I am collecting tweets from twitter using erlang and I am trying to save only the hashtags to a database. However when I'm converting the bitstrings to list-strings all the non-latin-letter tweets converts to strange symbols. Is there any way to check if a string is only containing alphanumeric characters in erlang?
The easiest way is to use regular expressions.

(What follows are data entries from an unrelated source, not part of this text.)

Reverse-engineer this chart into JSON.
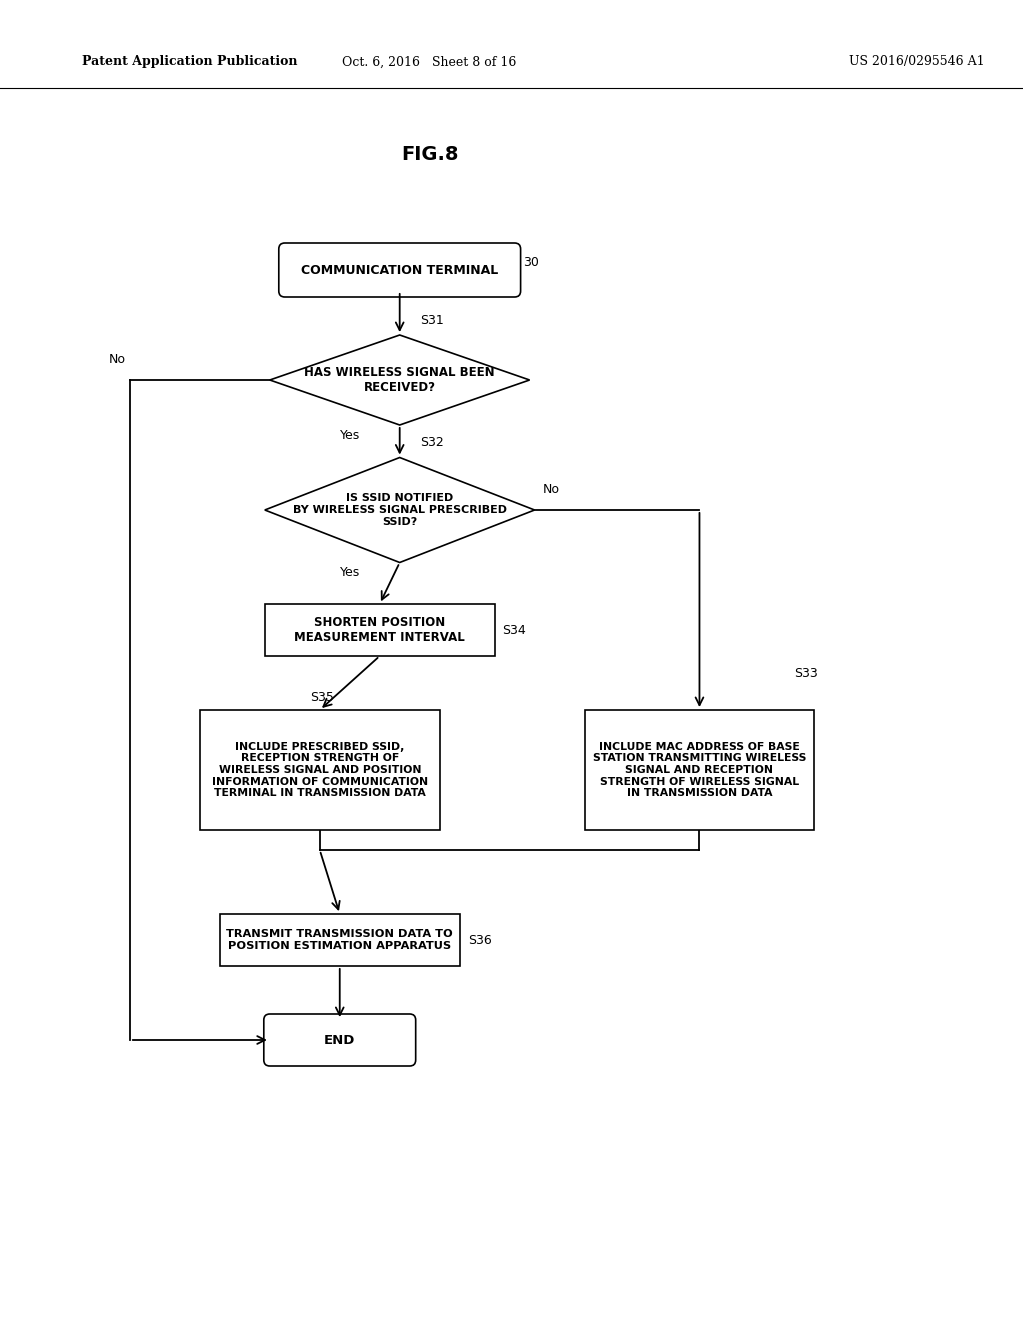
{
  "bg_color": "#ffffff",
  "header_left": "Patent Application Publication",
  "header_mid": "Oct. 6, 2016   Sheet 8 of 16",
  "header_right": "US 2016/0295546 A1",
  "fig_label": "FIG.8",
  "line_color": "#000000",
  "text_color": "#000000"
}
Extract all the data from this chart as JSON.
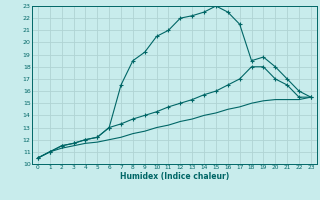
{
  "xlabel": "Humidex (Indice chaleur)",
  "bg_color": "#c8ecec",
  "grid_color": "#b0d4d4",
  "line_color": "#006666",
  "xlim": [
    -0.5,
    23.5
  ],
  "ylim": [
    10,
    23
  ],
  "xticks": [
    0,
    1,
    2,
    3,
    4,
    5,
    6,
    7,
    8,
    9,
    10,
    11,
    12,
    13,
    14,
    15,
    16,
    17,
    18,
    19,
    20,
    21,
    22,
    23
  ],
  "yticks": [
    10,
    11,
    12,
    13,
    14,
    15,
    16,
    17,
    18,
    19,
    20,
    21,
    22,
    23
  ],
  "line1_x": [
    0,
    1,
    2,
    3,
    4,
    5,
    6,
    7,
    8,
    9,
    10,
    11,
    12,
    13,
    14,
    15,
    16,
    17,
    18,
    19,
    20,
    21,
    22,
    23
  ],
  "line1_y": [
    10.5,
    11.0,
    11.5,
    11.7,
    12.0,
    12.2,
    13.0,
    16.5,
    18.5,
    19.2,
    20.5,
    21.0,
    22.0,
    22.2,
    22.5,
    23.0,
    22.5,
    21.5,
    18.5,
    18.8,
    18.0,
    17.0,
    16.0,
    15.5
  ],
  "line2_x": [
    0,
    1,
    2,
    3,
    4,
    5,
    6,
    7,
    8,
    9,
    10,
    11,
    12,
    13,
    14,
    15,
    16,
    17,
    18,
    19,
    20,
    21,
    22,
    23
  ],
  "line2_y": [
    10.5,
    11.0,
    11.5,
    11.7,
    12.0,
    12.2,
    13.0,
    13.3,
    13.7,
    14.0,
    14.3,
    14.7,
    15.0,
    15.3,
    15.7,
    16.0,
    16.5,
    17.0,
    18.0,
    18.0,
    17.0,
    16.5,
    15.5,
    15.5
  ],
  "line3_x": [
    0,
    1,
    2,
    3,
    4,
    5,
    6,
    7,
    8,
    9,
    10,
    11,
    12,
    13,
    14,
    15,
    16,
    17,
    18,
    19,
    20,
    21,
    22,
    23
  ],
  "line3_y": [
    10.5,
    11.0,
    11.3,
    11.5,
    11.7,
    11.8,
    12.0,
    12.2,
    12.5,
    12.7,
    13.0,
    13.2,
    13.5,
    13.7,
    14.0,
    14.2,
    14.5,
    14.7,
    15.0,
    15.2,
    15.3,
    15.3,
    15.3,
    15.5
  ]
}
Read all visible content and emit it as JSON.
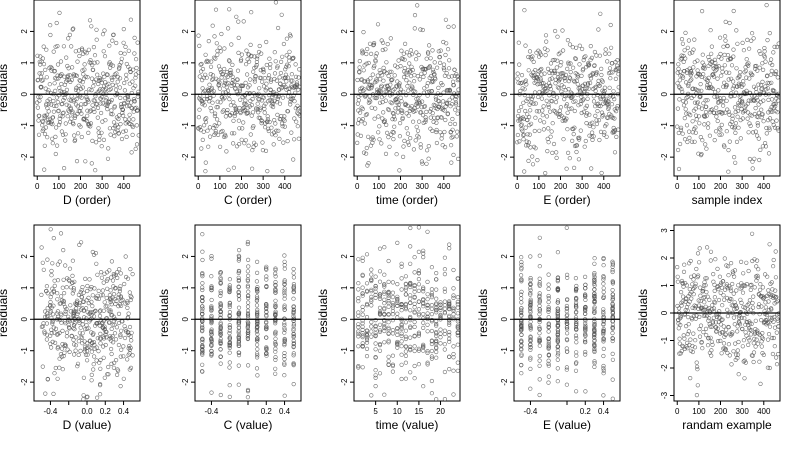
{
  "colors": {
    "points": "#555555",
    "frame": "#000000",
    "zero_line": "#000000"
  },
  "chart_data": [
    {
      "type": "scatter",
      "xlabel": "D (order)",
      "ylabel": "residuals",
      "xticks": [
        0,
        100,
        200,
        300,
        400
      ],
      "xlim": [
        -15,
        475
      ],
      "yticks": [
        -2,
        -1,
        0,
        1,
        2
      ],
      "ylim": [
        -2.6,
        3.0
      ],
      "zero_line": true,
      "n_points": 470,
      "x_kind": "index",
      "seed": 11,
      "sd": 0.95
    },
    {
      "type": "scatter",
      "xlabel": "C (order)",
      "ylabel": "residuals",
      "xticks": [
        0,
        100,
        200,
        300,
        400
      ],
      "xlim": [
        -15,
        475
      ],
      "yticks": [
        -2,
        -1,
        0,
        1,
        2
      ],
      "ylim": [
        -2.6,
        3.0
      ],
      "zero_line": true,
      "n_points": 470,
      "x_kind": "index",
      "seed": 12,
      "sd": 0.95
    },
    {
      "type": "scatter",
      "xlabel": "time (order)",
      "ylabel": "residuals",
      "xticks": [
        0,
        100,
        200,
        300,
        400
      ],
      "xlim": [
        -15,
        475
      ],
      "yticks": [
        -2,
        -1,
        0,
        1,
        2
      ],
      "ylim": [
        -2.6,
        3.0
      ],
      "zero_line": true,
      "n_points": 470,
      "x_kind": "index",
      "seed": 13,
      "sd": 0.95
    },
    {
      "type": "scatter",
      "xlabel": "E (order)",
      "ylabel": "residuals",
      "xticks": [
        0,
        100,
        200,
        300,
        400
      ],
      "xlim": [
        -15,
        475
      ],
      "yticks": [
        -2,
        -1,
        0,
        1,
        2
      ],
      "ylim": [
        -2.6,
        3.0
      ],
      "zero_line": true,
      "n_points": 470,
      "x_kind": "index",
      "seed": 14,
      "sd": 0.95
    },
    {
      "type": "scatter",
      "xlabel": "sample index",
      "ylabel": "residuals",
      "xticks": [
        0,
        100,
        200,
        300,
        400
      ],
      "xlim": [
        -15,
        475
      ],
      "yticks": [
        -2,
        -1,
        0,
        1,
        2
      ],
      "ylim": [
        -2.6,
        3.0
      ],
      "zero_line": true,
      "n_points": 470,
      "x_kind": "index",
      "seed": 15,
      "sd": 0.95
    },
    {
      "type": "scatter",
      "xlabel": "D (value)",
      "ylabel": "residuals",
      "xticks": [
        -0.4,
        -0.2,
        0.0,
        0.2,
        0.4
      ],
      "xtick_labels": [
        "-0.4",
        "",
        "0.0",
        "0.2",
        "0.4"
      ],
      "xlim": [
        -0.58,
        0.58
      ],
      "yticks": [
        -2,
        -1,
        0,
        1,
        2
      ],
      "ylim": [
        -2.6,
        3.0
      ],
      "zero_line": true,
      "n_points": 470,
      "x_kind": "uniform",
      "x_range": [
        -0.5,
        0.5
      ],
      "seed": 21,
      "sd": 0.95
    },
    {
      "type": "scatter",
      "xlabel": "C (value)",
      "ylabel": "residuals",
      "xticks": [
        -0.4,
        0.0,
        0.2,
        0.4
      ],
      "xtick_labels": [
        "-0.4",
        "",
        "0.2",
        "0.4"
      ],
      "xlim": [
        -0.58,
        0.58
      ],
      "yticks": [
        -2,
        -1,
        0,
        1,
        2
      ],
      "ylim": [
        -2.6,
        3.0
      ],
      "zero_line": true,
      "n_points": 470,
      "x_kind": "discrete",
      "x_levels": [
        -0.5,
        -0.4,
        -0.3,
        -0.2,
        -0.1,
        0.0,
        0.1,
        0.2,
        0.3,
        0.4,
        0.5
      ],
      "seed": 22,
      "sd": 0.95
    },
    {
      "type": "scatter",
      "xlabel": "time (value)",
      "ylabel": "residuals",
      "xticks": [
        5,
        10,
        15,
        20
      ],
      "xlim": [
        0,
        24.5
      ],
      "yticks": [
        -2,
        -1,
        0,
        1,
        2
      ],
      "ylim": [
        -2.6,
        3.0
      ],
      "zero_line": true,
      "n_points": 470,
      "x_kind": "discrete",
      "x_levels": [
        1,
        2,
        3,
        4,
        5,
        6,
        7,
        8,
        9,
        10,
        11,
        12,
        13,
        14,
        15,
        16,
        17,
        18,
        19,
        20,
        21,
        22,
        23,
        24
      ],
      "seed": 23,
      "sd": 0.95
    },
    {
      "type": "scatter",
      "xlabel": "E (value)",
      "ylabel": "residuals",
      "xticks": [
        -0.4,
        0.0,
        0.2,
        0.4
      ],
      "xtick_labels": [
        "-0.4",
        "",
        "0.2",
        "0.4"
      ],
      "xlim": [
        -0.58,
        0.58
      ],
      "yticks": [
        -2,
        -1,
        0,
        1,
        2
      ],
      "ylim": [
        -2.6,
        3.0
      ],
      "zero_line": true,
      "n_points": 470,
      "x_kind": "discrete",
      "x_levels": [
        -0.5,
        -0.4,
        -0.3,
        -0.2,
        -0.1,
        0.0,
        0.1,
        0.2,
        0.3,
        0.4,
        0.5
      ],
      "seed": 24,
      "sd": 0.95
    },
    {
      "type": "scatter",
      "xlabel": "randam example",
      "ylabel": "residuals",
      "xticks": [
        0,
        100,
        200,
        300,
        400
      ],
      "xlim": [
        -15,
        475
      ],
      "yticks": [
        -3,
        -2,
        -1,
        0,
        1,
        2,
        3
      ],
      "ylim": [
        -3.2,
        3.2
      ],
      "zero_line": true,
      "n_points": 470,
      "x_kind": "index",
      "seed": 30,
      "sd": 1.0
    }
  ]
}
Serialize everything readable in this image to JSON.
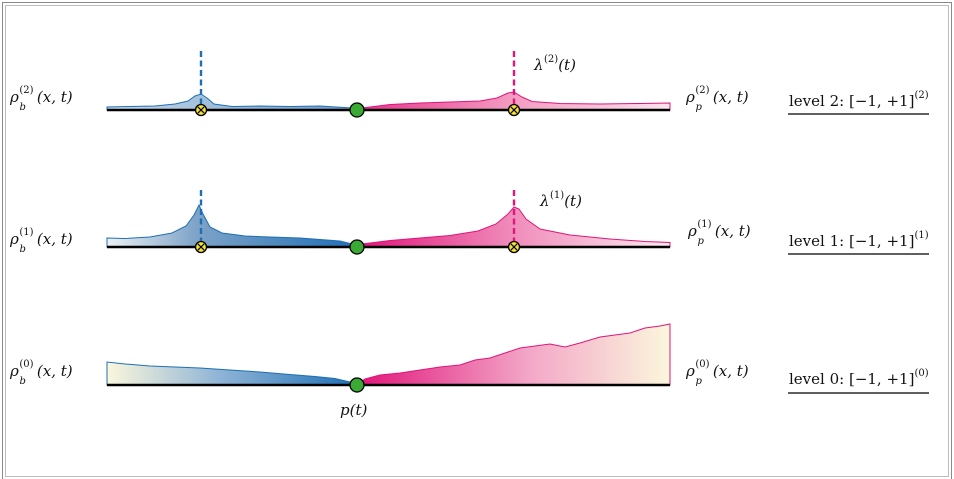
{
  "diagram": {
    "levels": [
      {
        "id": 2,
        "left_label": {
          "sym": "ρ",
          "sub": "b",
          "sup": "(2)",
          "args": "(x, t)"
        },
        "right_label": {
          "sym": "ρ",
          "sub": "p",
          "sup": "(2)",
          "args": "(x, t)"
        },
        "level_label": {
          "prefix": "level 2: ",
          "interval": "[−1, +1]",
          "sup": "(2)"
        },
        "lambda_label": {
          "sym": "λ",
          "sup": "(2)",
          "args": "(t)"
        }
      },
      {
        "id": 1,
        "left_label": {
          "sym": "ρ",
          "sub": "b",
          "sup": "(1)",
          "args": "(x, t)"
        },
        "right_label": {
          "sym": "ρ",
          "sub": "p",
          "sup": "(1)",
          "args": "(x, t)"
        },
        "level_label": {
          "prefix": "level 1: ",
          "interval": "[−1, +1]",
          "sup": "(1)"
        },
        "lambda_label": {
          "sym": "λ",
          "sup": "(1)",
          "args": "(t)"
        }
      },
      {
        "id": 0,
        "left_label": {
          "sym": "ρ",
          "sub": "b",
          "sup": "(0)",
          "args": "(x, t)"
        },
        "right_label": {
          "sym": "ρ",
          "sub": "p",
          "sup": "(0)",
          "args": "(x, t)"
        },
        "level_label": {
          "prefix": "level 0: ",
          "interval": "[−1, +1]",
          "sup": "(0)"
        }
      }
    ],
    "price_label": "p(t)",
    "colors": {
      "bid": "#1f6fb5",
      "ask": "#e0167a",
      "price_dot": "#3aaa35",
      "marker": "#f3e23a",
      "axis": "#000000"
    }
  }
}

StringAlphanum = "1234abcZXYM".
StringNotAlphanum = "1ZXYMÄ#kMp&?".
re:run(StringAlphanum, "^[0-9A-Za-z]+$").
>> {match,[{0,11}]}
re:run(StringNotAlphanum, "^[0-9A-Za-z]+$").
>> nomatch
You can easily make a function out of it...
isAlphaNum(String) ->
case re:run(String, "^[0-9A-Za-z]+$") of
{match, _} -> true;
nomatch -> false
end.
But, in my opinion, the better way would be to solve the underlying Problem, the correct interpretation of unicode binary strings.
If you want to represent unicode-characters correctly, do not use binary_to_list
. Use the unicode-module instead. Unicode-binary strings can not be interpreted naiveley as binary, the UTF-8 character encoding for example has some special constraints that prevent this. For example: the most significant bit in the first character determines, if it is a multi-byte character.
I took the following example from this site, lets define a UTF8-String:
Utf8String = <<195, 164, 105, 116, 105>>.
Interpreted naiveley as binary it yields:
binary_to_list(Utf8String).
"äiti"
Interpreted with unicode-support:
unicode:characters_to_list(Utf8String, utf8).
"äiti"